2017-18 Wizards (per 100 possessions) Points Rebounds Assists Steals Blocks
John Wall 27.8 5.1 13.3 1.9 1.6
Tomas Satoransky 14.5 6.8 8.0 1.4 0.3
Tim Frazier 10.5 6.5 11.4 2.5 0.5

“We don’t expect all of a sudden for Tomas or Tim to be one of the best point guards overnight,” Wizards Coach Scott Brooks said before the Thunder game. “But we expect them to play hard and play together, move the ball and defend, help each other and get through this.”

Satoransky did that against the Thunder on Tuesday, holding Russell Westbrook to five points on nine possessions in addition to chasing him down the court to finish with a block near the rim. Frazier still has to grow into the role but hopefully can do little damage playing 15 minutes a game.

Beal figures to carry the brunt of the offense with Wall rehabbing his knee. When the two shared the court this season, Beal was used on 26 percent of the team’s possessions, sharing the burden almost equally with Wall (28 percent). With Wall off the court, Beal is using 32 percent of the team’s possessions, nearly 10 percentage points higher than both Otto Porter Jr. and Markieff Morris. Beal will also have to work harder to get points for himself and to manufacture opportunities for his teammates due to an increase in double teams.

2017-18 Wizards Usage rate with John Wall on the court Usage rate with John Wall on the bench Difference
Bradley Beal 26% 32% +6%
Kelly Oubre Jr. 14% 23% +9%
Markieff Morris 18% 22% +3%
Otto Porter Jr. 16% 21% +6%
Marcin Gortat 15% 17% +2%

He’s been double-teamed on 30 percent of possessions this season compared to just 24 percent last season, and that figures to go up with defenders able to key in on him in Wall’s absence. But Beal has been deft at passing out of these situations, whether he finds himself in isolation (1.2 points per possession, fourth most among 13 players double-teamed on at least 40 iso possessions in 2016-17) or as the ballhandler on the pick-and-roll (0.94 points per possession, top 66 percent of the NBA).
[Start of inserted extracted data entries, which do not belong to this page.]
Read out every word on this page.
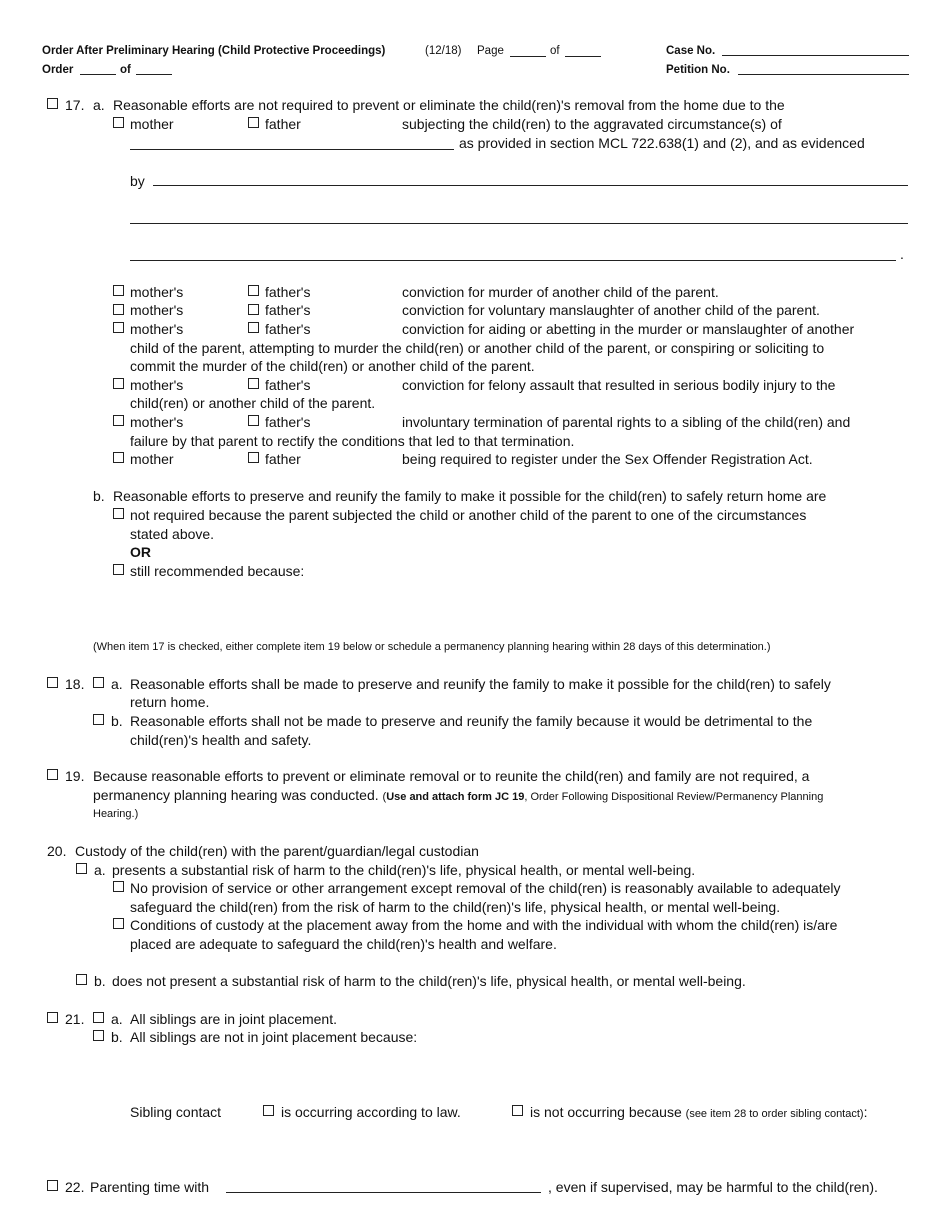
Order After Preliminary Hearing (Child Protective Proceedings)	(12/18) Page	of
Order	of
Case No.
Petition No.
17. a. Reasonable efforts are not required to prevent or eliminate the child(ren)'s removal from the home due to the
mother	father	subjecting the child(ren) to the aggravated circumstance(s) of
as provided in section MCL 722.638(1) and (2), and as evidenced
by
.
mother's	father's	conviction for murder of another child of the parent.
mother's	father's	conviction for voluntary manslaughter of another child of the parent.
mother's	father's	conviction for aiding or abetting in the murder or manslaughter of another
child of the parent, attempting to murder the child(ren) or another child of the parent, or conspiring or soliciting to
commit the murder of the child(ren) or another child of the parent.
mother's	father's	conviction for felony assault that resulted in serious bodily injury to the
child(ren) or another child of the parent.
mother's	father's	involuntary termination of parental rights to a sibling of the child(ren) and
failure by that parent to rectify the conditions that led to that termination.
mother	father	being required to register under the Sex Offender Registration Act.
b. Reasonable efforts to preserve and reunify the family to make it possible for the child(ren) to safely return home are
not required because the parent subjected the child or another child of the parent to one of the circumstances
stated above.
OR
still recommended because:
(When item 17 is checked, either complete item 19 below or schedule a permanency planning hearing within 28 days of this determination.)
18. a. Reasonable efforts shall be made to preserve and reunify the family to make it possible for the child(ren) to safely
return home.
b. Reasonable efforts shall not be made to preserve and reunify the family because it would be detrimental to the
child(ren)'s health and safety.
19. Because reasonable efforts to prevent or eliminate removal or to reunite the child(ren) and family are not required, a
permanency planning hearing was conducted. (Use and attach form JC 19, Order Following Dispositional Review/Permanency Planning
Hearing.)
20. Custody of the child(ren) with the parent/guardian/legal custodian
a. presents a substantial risk of harm to the child(ren)'s life, physical health, or mental well-being.
No provision of service or other arrangement except removal of the child(ren) is reasonably available to adequately
safeguard the child(ren) from the risk of harm to the child(ren)'s life, physical health, or mental well-being.
Conditions of custody at the placement away from the home and with the individual with whom the child(ren) is/are
placed are adequate to safeguard the child(ren)'s health and welfare.
b. does not present a substantial risk of harm to the child(ren)'s life, physical health, or mental well-being.
21. a. All siblings are in joint placement.
b. All siblings are not in joint placement because:
Sibling contact	is occurring according to law.	is not occurring because (see item 28 to order sibling contact):
22. Parenting time with	, even if supervised, may be harmful to the child(ren).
“I have no choice,” Beal said. “I’m a 6-4 guard and every one else is 6-9 so I have to get off the ball as soon as possible. When they try and take me out of the game I try and find ways to be aggressive whether it is in iso or try and get around the pick and roll. If I see it, I try to get rid of it was quick as possible because it’s an advantage for us.”

To remain competitive in the East, the Wizards have their work cut out for them. Using the win rates that fuel our weekly power rankings, which take into account a team’s actual record and what its record should be based on points scored and allowed — also known as its Pythagorean win percentage — Washington could have been expected to win 46 games in 2017-18 with Wall available for the entire rest of the season. That falls to 43 victories by season’s end with him sidelined for six to eight weeks. There is, however, a 42 percent chance they exceed that mark.

“I’m not happy about [Wall’s injury], but I am excited about the opportunity for the other guys,” Brooks said. “We’re not going to be down. We are going to try and win every game. We’ve had some stinkers along the way but we still got a good group of guys that will continue to fight for one another and hopefully we can win some games along the way.”